Gallo Pinto

Gallo pinto is the black beans and rice dish ubiquitous throughout Central America.  Several years ago, we spent a few days at the Casa Rosa (a bed and breakfast inn) in San Jose, Costa Rica before departing on a cruise.  Breakfast everyday included gallo pinto. We asked Arturo, the owner, for the recipe, and his wife jotted it down on the back of an envelope.  The recipe doesn’t call for coriander, but that is the spice that is normally used.  In place of the beans, you can use precooked canned black beans (Conchita or Goya but not refried whole beans.)
Gallo Pinto
  • 1 bag black beans
  • 1 large onion
  • 1 red pepper, cut in half
  • 4 cloves garlic
  • 2 sprigs cilantro
  • 1 celery stalk
  • 2 tablespoons salt
  • 1/3 cup extra virgin olive oil
  • 3 cups cooked day old white rice


First Prepare the Beans

Wash the beans and place them in a slow cooker, along with the onion, red pepper, garlic, cilantro, celery, salt and olive oil.  Cover with water three quarters of the way.

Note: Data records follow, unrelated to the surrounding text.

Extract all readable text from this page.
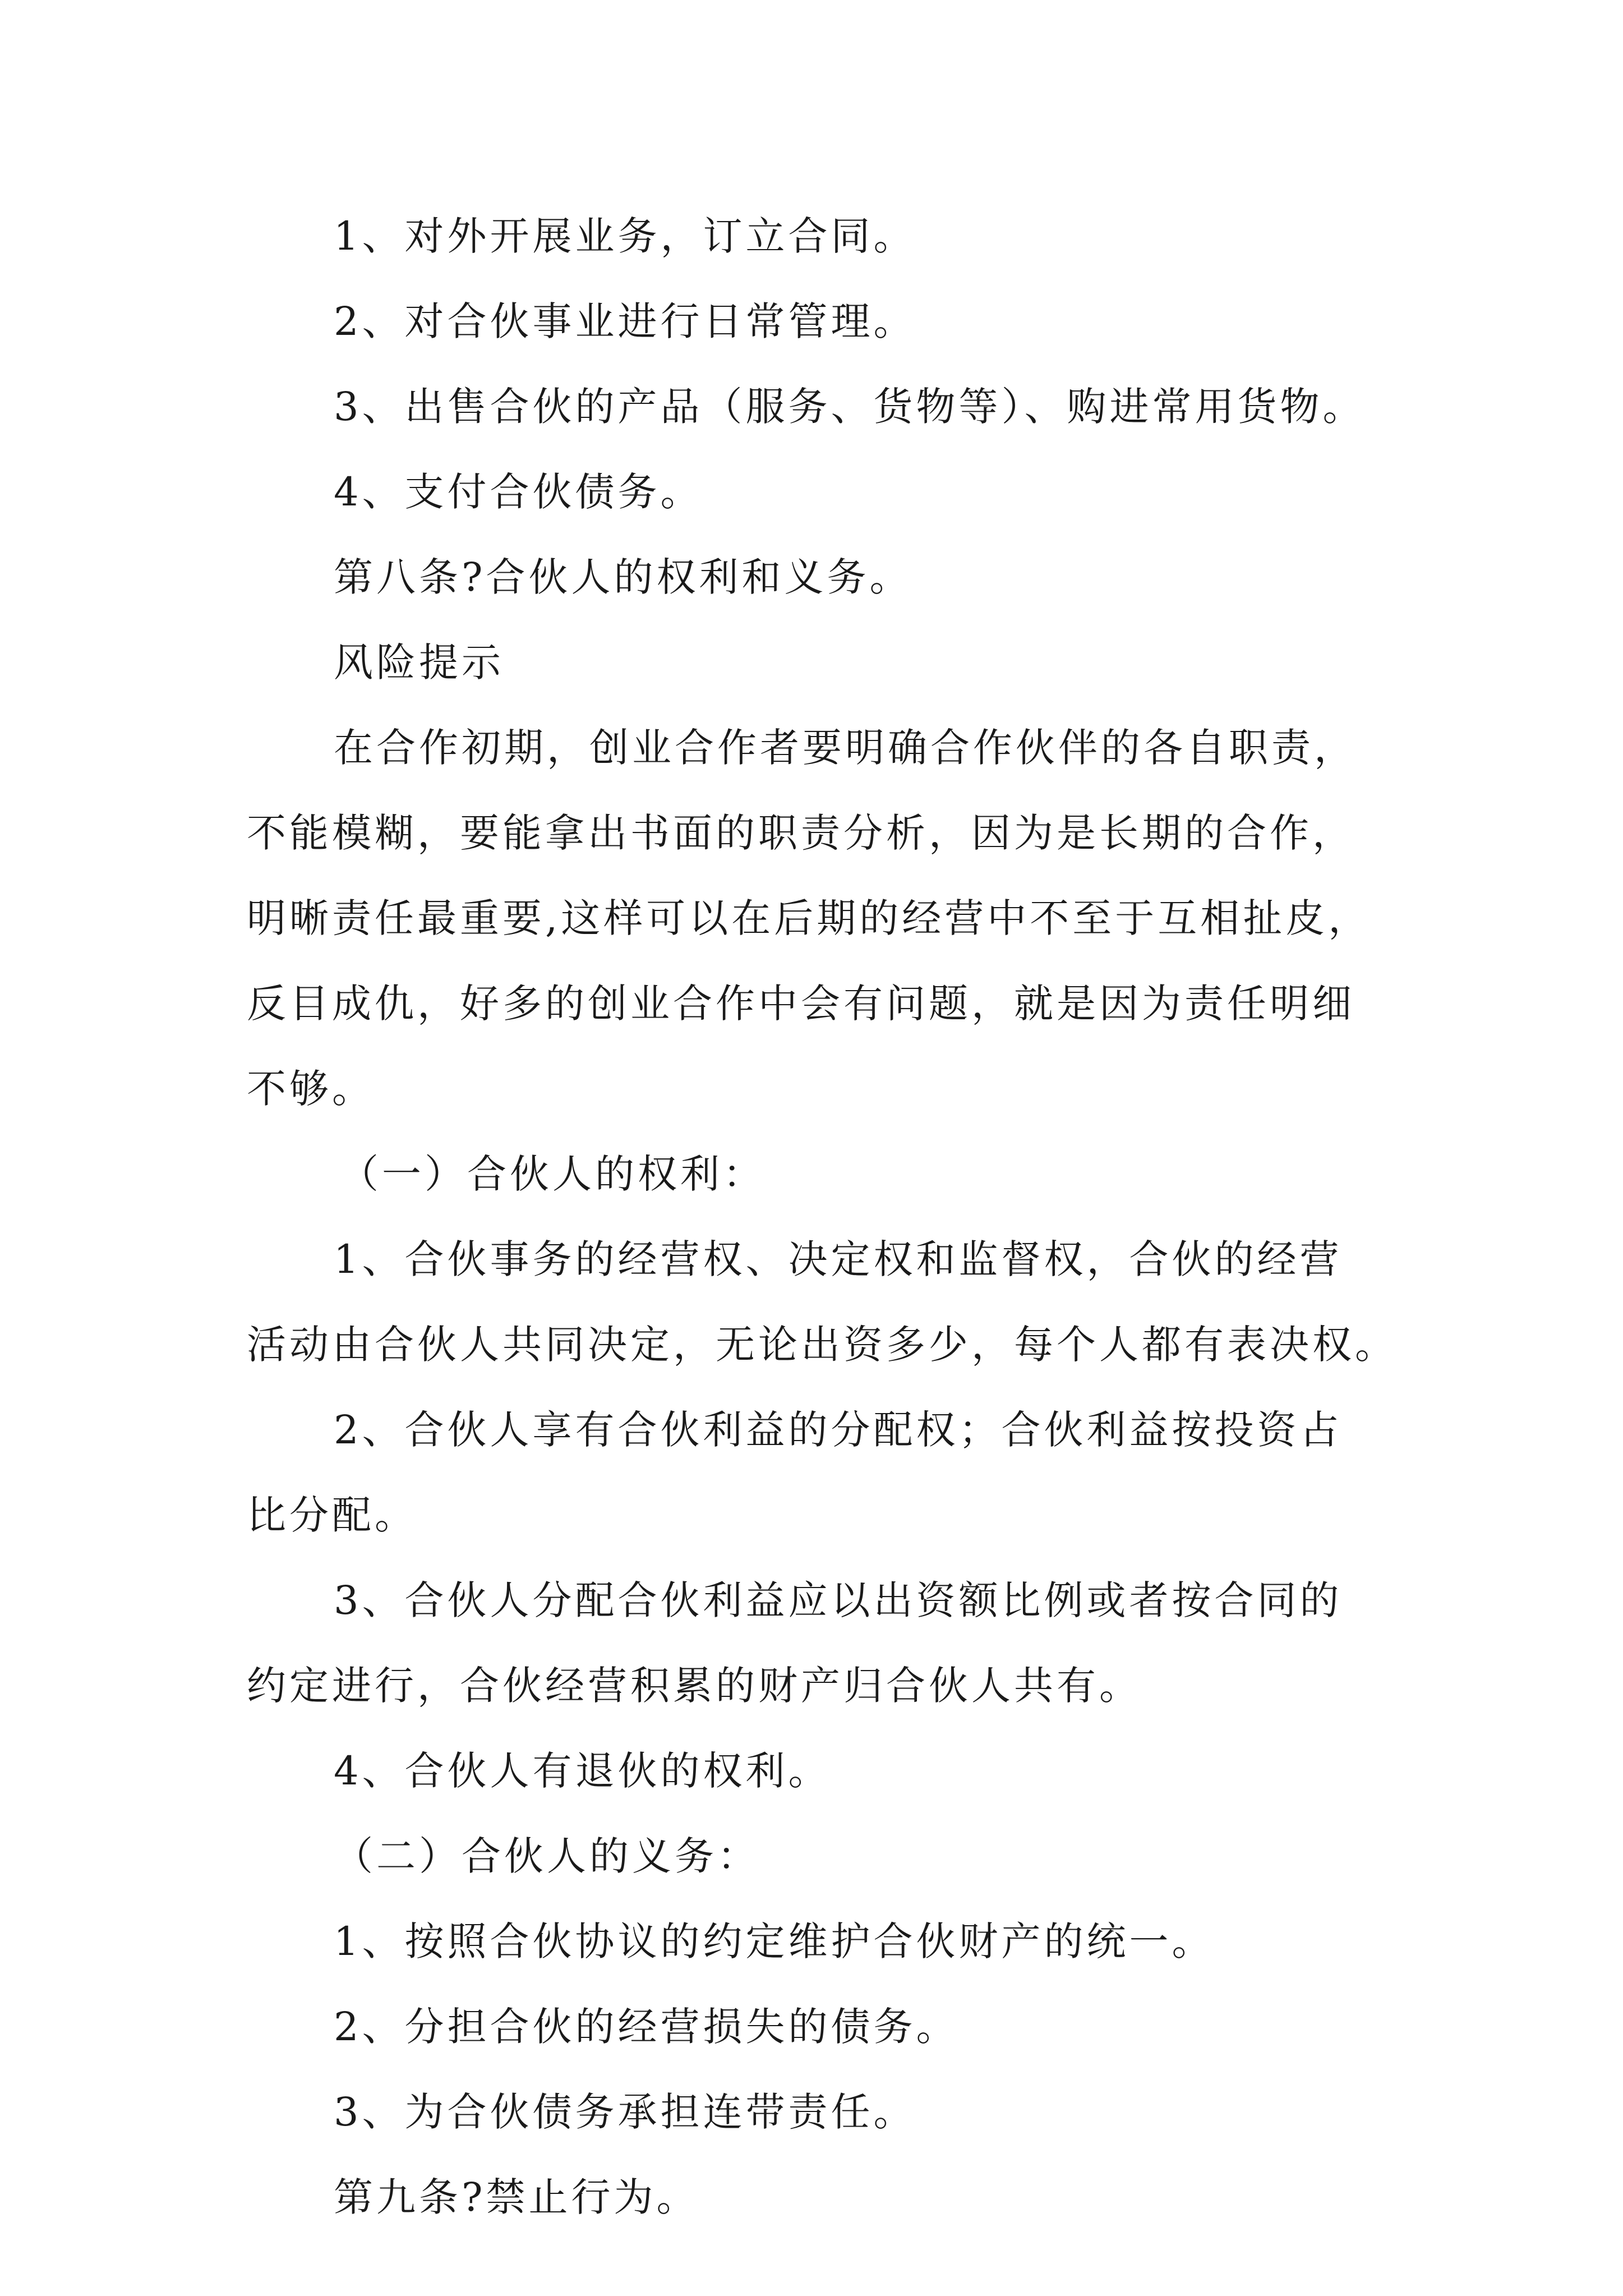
1、对外开展业务，订立合同。
2、对合伙事业进行日常管理。
3、出售合伙的产品（服务、货物等）、购进常用货物。
4、支付合伙债务。
第八条?合伙人的权利和义务。
风险提示
在合作初期，创业合作者要明确合作伙伴的各自职责，
不能模糊，要能拿出书面的职责分析，因为是长期的合作，
明晰责任最重要,这样可以在后期的经营中不至于互相扯皮，
反目成仇，好多的创业合作中会有问题，就是因为责任明细
不够。
（一）合伙人的权利：
1、合伙事务的经营权、决定权和监督权，合伙的经营
活动由合伙人共同决定，无论出资多少，每个人都有表决权。
2、合伙人享有合伙利益的分配权；合伙利益按投资占
比分配。
3、合伙人分配合伙利益应以出资额比例或者按合同的
约定进行，合伙经营积累的财产归合伙人共有。
4、合伙人有退伙的权利。
（二）合伙人的义务：
1、按照合伙协议的约定维护合伙财产的统一。
2、分担合伙的经营损失的债务。
3、为合伙债务承担连带责任。
第九条?禁止行为。
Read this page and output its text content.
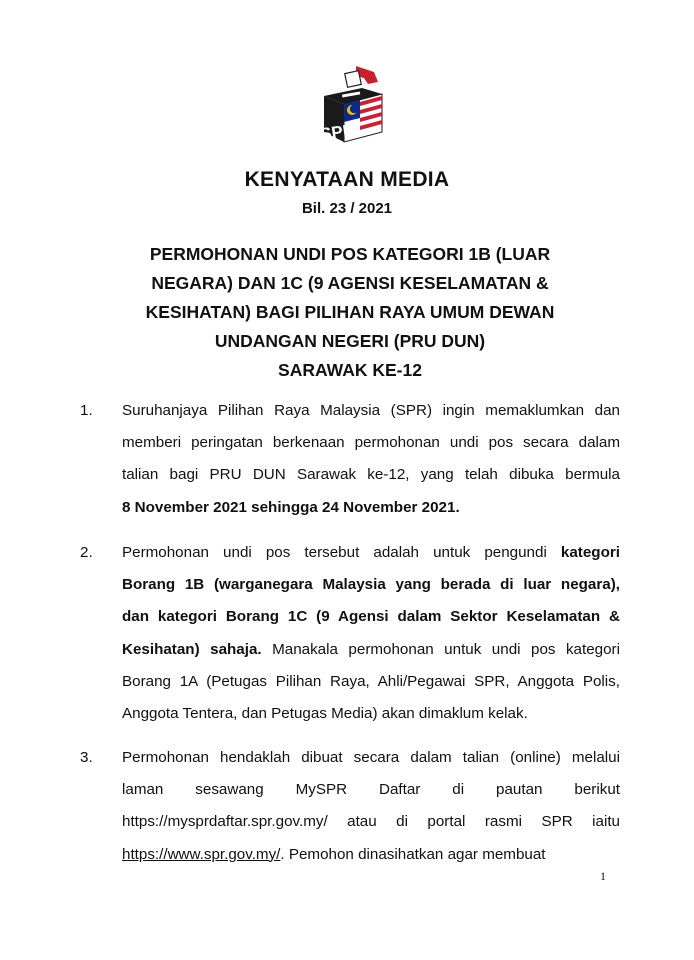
SPR
KENYATAAN MEDIA
Bil. 23 / 2021
PERMOHONAN UNDI POS KATEGORI 1B (LUAR
NEGARA) DAN 1C (9 AGENSI KESELAMATAN &
KESIHATAN) BAGI PILIHAN RAYA UMUM DEWAN
UNDANGAN NEGERI (PRU DUN)
SARAWAK KE-12
1. Suruhanjaya Pilihan Raya Malaysia (SPR) ingin memaklumkan dan
memberi peringatan berkenaan permohonan undi pos secara dalam
talian bagi PRU DUN Sarawak ke-12, yang telah dibuka bermula
8 November 2021 sehingga 24 November 2021.
2. Permohonan undi pos tersebut adalah untuk pengundi kategori
Borang 1B (warganegara Malaysia yang berada di luar negara),
dan kategori Borang 1C (9 Agensi dalam Sektor Keselamatan &
Kesihatan) sahaja. Manakala permohonan untuk undi pos kategori
Borang 1A (Petugas Pilihan Raya, Ahli/Pegawai SPR, Anggota Polis,
Anggota Tentera, dan Petugas Media) akan dimaklum kelak.
3. Permohonan hendaklah dibuat secara dalam talian (online) melalui
laman sesawang MySPR Daftar di pautan berikut
https://mysprdaftar.spr.gov.my/ atau di portal rasmi SPR iaitu
https://www.spr.gov.my/. Pemohon dinasihatkan agar membuat
1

Cook for approximately 5 hours or until the beans are soft.  Add additional water throughout the cooking process if necessary to keep a small amount of liquid with the beans.  When ready, remove the vegetables and with a little of the liquid from the beans puree in a food processor.  Add the puree to the rest of the beans to give them more consistency. This may be done the day before.


Then Prepare the Gallo Pinto

In a saucepan, pour 2 tablespoons of olive oil, two tablespoons of finely diced bacon, 1 tablespoon of finely diced onion, 1 tablespoon of finely minced garlic and sauté for about 2 ½ minutes.  Add 1/3 cup of ripe diced tomatoes and sauté for 1 minute.  Add 3 cups of cooked day old rice and sauté for about 4 minutes, mixing all the ingredients.  Add 1 1/2 cups of drained beans and mix again cooking for about 4 minutes, cooked on medium heat.

Season with ground coriander to taste.